Ворота вдруг взяли и рухнули неожиданно для всех. Многие часы ударных стуков нескольких сотен снарядов о черную монолитную сталь сделали свое дело. С грохотом, пылью и ужасным скрежетом они обвалились со своей исполинской высоты, но упали достаточно далеко, чтобы не задеть войска. Я смотрел вполоборота с сияющей улыбкой на свою работу, армия вновь радовалась от будущего количества трупов.

Черно-зеленые фигурки солдат и офицеров побежали в сияющий чернотой провал. И… вероятно, не успел упасть последний винт разрушенной металлической стены, как проходная уже была взята. Эскадрольцы знали толк в штурмах: остались только тела. Сцена битвы абсолютно неинтересна, слишком много криков, сложных маневров, пороха и предсмертной боли. «Зеленые» второй раз показали себя здесь именно тем сбродом, каким их все считали. Они упорно и смело ждали вторжения в свою черную обитель: за считаные минуты для сотен людей она стала черным гробом. Была еще одна фиктивная сложность: верхушка «зелени» уже спустилась внутрь фабрики. Фиктивная, ведь у них не было ключа от машины.

Я медленно зашел внутрь и продвигался по горящим и раскореженным развалинам бывшей проходной. Потолок и стены еще стояли крепко, недаром эскадрольцы славились своим умением строить, но в них сверкали большие дыры, через которые можно было увидеть голубое небо. Я медленно осматривал окружающее пространство, пытаясь оценить урон, нанесенный моей проходной снаружи. Кто-то сзади поторапливал меня, кто-то желал, чтобы я отдал приказ спускаться вниз, к самой подземной фабрике. Но я медлил. Вид величественной разрухи, сотен трупов-головоломок, огня, от которого испарялась растекшаяся кровь, завораживал и не хотел отпускать. Надо мной была высота в пятьдесят аршин, ширина ангара была в два раза больше. Ощущение того, что ты находишься в громадной дымящейся пасти, в которой чернота тебя обволакивает, было незабываемым и неописуемым.

Но вид ангара говорил мне: «Гляди же, генерал Эскадры, если воины твои разрушили сердце восстания за минуты, то что может сделать горстка ничтожеств, которая смогла спуститься?»

– Сколько еще вы хотите разрушать то, что мы созидали? – спросил я полушепотом у черноты.

– Господин генерал, кому вы говорите? – шедший сзади Краснов недоуменно покосился на меня из-за спины.

– Сколько вы будете нарушать единство перед смертью? А?! Предатели!
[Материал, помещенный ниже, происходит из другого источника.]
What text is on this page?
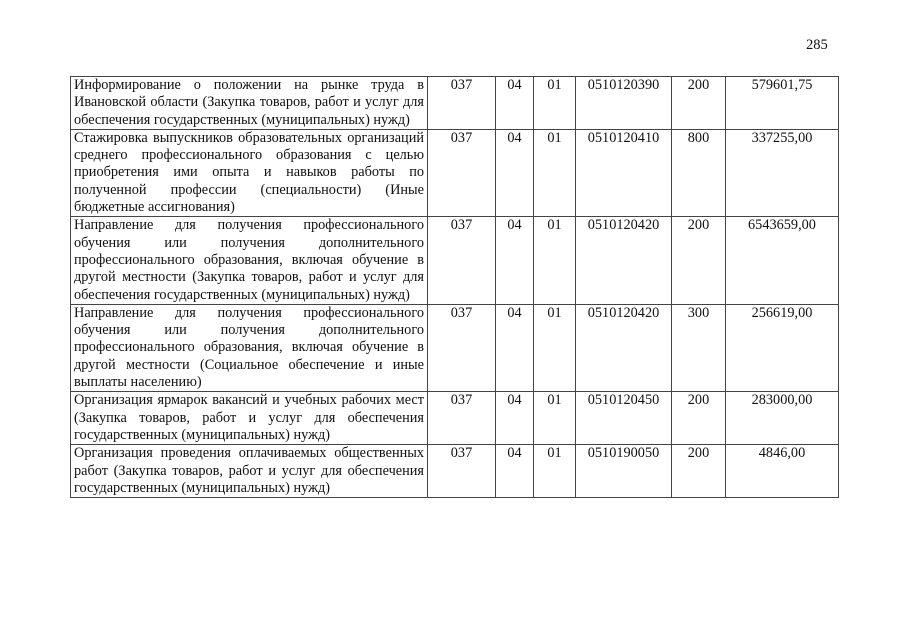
285
Информирование о положении на рынке труда в Ивановской области (Закупка товаров, работ и услуг для обеспечения государственных (муниципальных) нужд)	037	04	01	0510120390	200	579601,75
Стажировка выпускников образовательных организаций среднего профессионального образования с целью приобретения ими опыта и навыков работы по полученной профессии (специальности) (Иные бюджетные ассигнования)	037	04	01	0510120410	800	337255,00
Направление для получения профессионального обучения или получения дополнительного профессионального образования, включая обучение в другой местности (Закупка товаров, работ и услуг для обеспечения государственных (муниципальных) нужд)	037	04	01	0510120420	200	6543659,00
Направление для получения профессионального обучения или получения дополнительного профессионального образования, включая обучение в другой местности (Социальное обеспечение и иные выплаты населению)	037	04	01	0510120420	300	256619,00
Организация ярмарок вакансий и учебных рабочих мест (Закупка товаров, работ и услуг для обеспечения государственных (муниципальных) нужд)	037	04	01	0510120450	200	283000,00
Организация проведения оплачиваемых общественных работ (Закупка товаров, работ и услуг для обеспечения государственных (муниципальных) нужд)	037	04	01	0510190050	200	4846,00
Аннигилянты! Трупы! – я неестественно громко зарычал и повернулся и основной массе войска. – Слава Эскадролю! Всем смерть! Смерть! Смерть! Смерть! Смерть и война! Андес Эскадра!

– Слава! Ура! Эскадра вечна! Смерть врагам! Слава войне! – все солдаты начали зычно кричать на весь громадный ангар, отчего начался страшный гул. Священное Воинство подкидывало вверх фуражки, стреляло в потолок, приплясывало, набиралось злости и решимости.
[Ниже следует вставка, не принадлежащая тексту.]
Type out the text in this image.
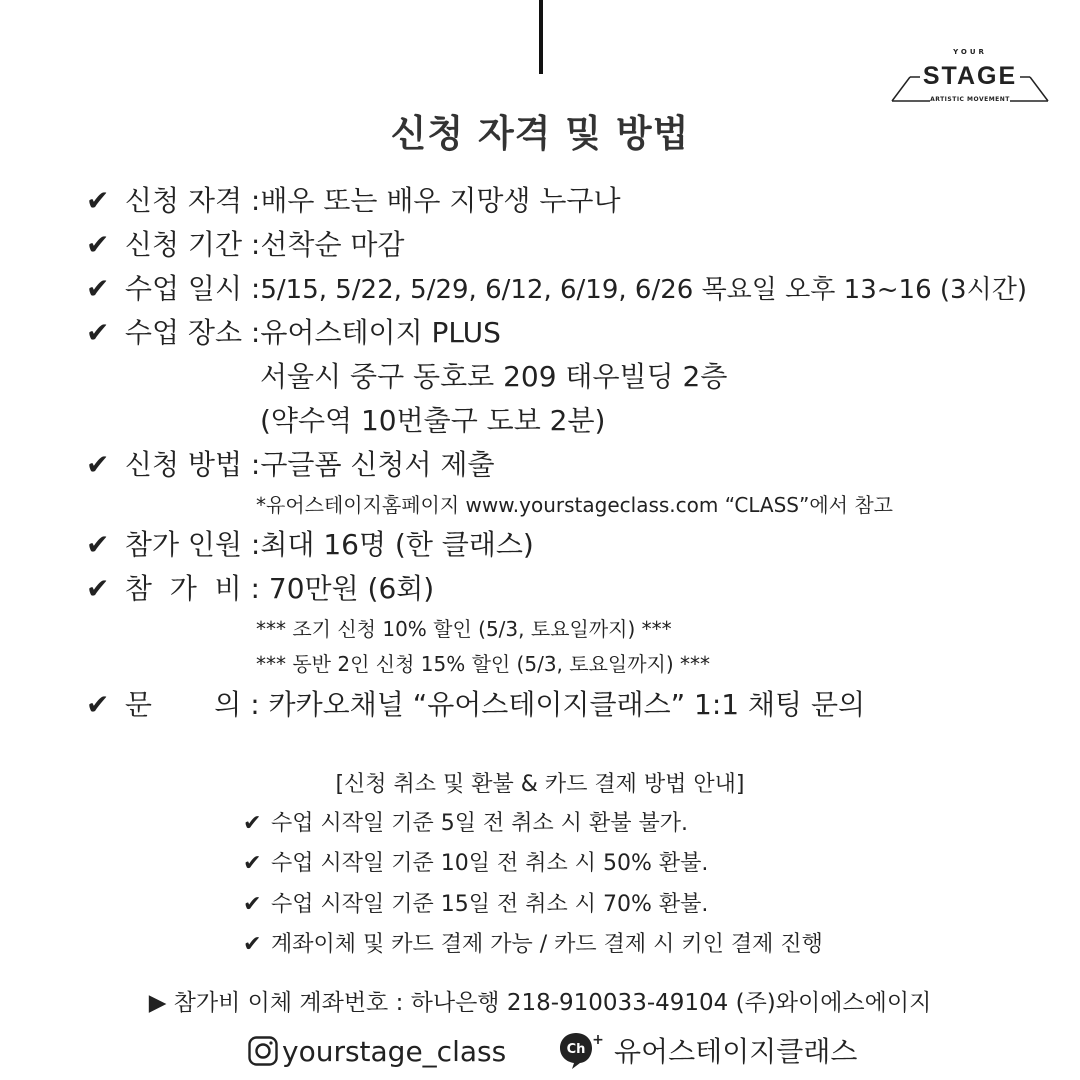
YOUR
STAGE
ARTISTIC MOVEMENT
신청 자격 및 방법
✔ 신청 자격 :배우 또는 배우 지망생 누구나
✔ 신청 기간 :선착순 마감
✔ 수업 일시 :5/15, 5/22, 5/29, 6/12, 6/19, 6/26 목요일 오후 13~16 (3시간)
✔ 수업 장소 :유어스테이지 PLUS
서울시 중구 동호로 209 태우빌딩 2층
(약수역 10번출구 도보 2분)
✔ 신청 방법 :구글폼 신청서 제출
*유어스테이지홈페이지 www.yourstageclass.com “CLASS”에서 참고
✔ 참가 인원 :최대 16명 (한 클래스)
✔ 참  가  비 : 70만원 (6회)
*** 조기 신청 10% 할인 (5/3, 토요일까지) ***
*** 동반 2인 신청 15% 할인 (5/3, 토요일까지) ***
✔ 문       의 : 카카오채널 “유어스테이지클래스” 1:1 채팅 문의
[신청 취소 및 환불 & 카드 결제 방법 안내]
✔ 수업 시작일 기준 5일 전 취소 시 환불 불가.
✔ 수업 시작일 기준 10일 전 취소 시 50% 환불.
✔ 수업 시작일 기준 15일 전 취소 시 70% 환불.
✔ 계좌이체 및 카드 결제 가능 / 카드 결제 시 키인 결제 진행
▶ 참가비 이체 계좌번호 : 하나은행 218-910033-49104 (주)와이에스에이지
yourstage_class	Ch
+ 유어스테이지클래스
– Вперед! На фабрику! Убейте всех сбоистов. Андес! – вскричал я в полной решимости войти в лабиринт и убить минотавра. Но кто я такой, чтобы надеяться жить так, как хочу я, а не общий принцип?

Солдаты вскинули винтовки и черными быстрыми рядами ворвались на площадку лифта, который уже поднялся.
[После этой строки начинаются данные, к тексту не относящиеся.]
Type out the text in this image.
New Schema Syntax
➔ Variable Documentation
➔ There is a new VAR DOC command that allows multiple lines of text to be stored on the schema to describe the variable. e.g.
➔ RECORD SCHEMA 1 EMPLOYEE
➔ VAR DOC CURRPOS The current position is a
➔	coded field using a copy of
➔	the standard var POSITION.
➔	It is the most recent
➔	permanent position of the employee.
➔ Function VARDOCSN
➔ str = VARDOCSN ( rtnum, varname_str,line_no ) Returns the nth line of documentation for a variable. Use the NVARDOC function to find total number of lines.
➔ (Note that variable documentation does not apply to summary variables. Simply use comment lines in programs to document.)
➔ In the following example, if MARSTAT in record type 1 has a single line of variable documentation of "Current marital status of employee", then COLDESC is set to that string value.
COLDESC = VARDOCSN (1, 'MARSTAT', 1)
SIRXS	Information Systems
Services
– Господин генерал! – сзади ко мне быстро бежал Туркелов, – господин генерал, бедствие!

– Какое бедствие, Туркелов, о чем ты? – мой полковник был взволнованным, что передалось и мне, тут же сбросив мое воинственное настроение. Кровь и пот капали с его лба.

– Фонд, господин генерал, – столь частое упоминание ФУСа с обвинением во всех бедах меня уже смешило. У нас что, только одна организация, в которую можно ткнуть пальцем?

– ФУС сговорился с Военной Администрацией, чтобы лишить вас должности и выгнать из Централиса, – выпалил он на одном духу, когда отдышался, – а еще восстала резервация, ха-ха-ха, удивительно, все в один день.

В этот момент мое сознание слегка помутилось, и я очнулся лишь, когда покинул ангар.

* * *

Лично фабрику я штурмовать не стал, оставив это дело своим офицерам, в первую очередь Иванову. В мою голову закрадывались мысли, что я вообще не был здесь нужен и был пустым символом, без которого и штаб, и фабрика все равно были бы отбиты. Новости Туркелова вгоняли меня в еще большую хмурость. Мы сидели втроем в каком-то рабочем трактире, недалеко от фабрики. Рабочих здесь было невероятное множество, все тесно, но дружно сидели за дубовыми столами полуподвального помещения и пили напитки, скорее всего, совсем без наркотического состава. Эскадрольские рабочие никогда не любили наркотики.

Пока Краснов пошел беседовать с уже празднующими победу и постройку машины рабочими, Туркелов пересказывал мне некоторые детали того, что он узнал.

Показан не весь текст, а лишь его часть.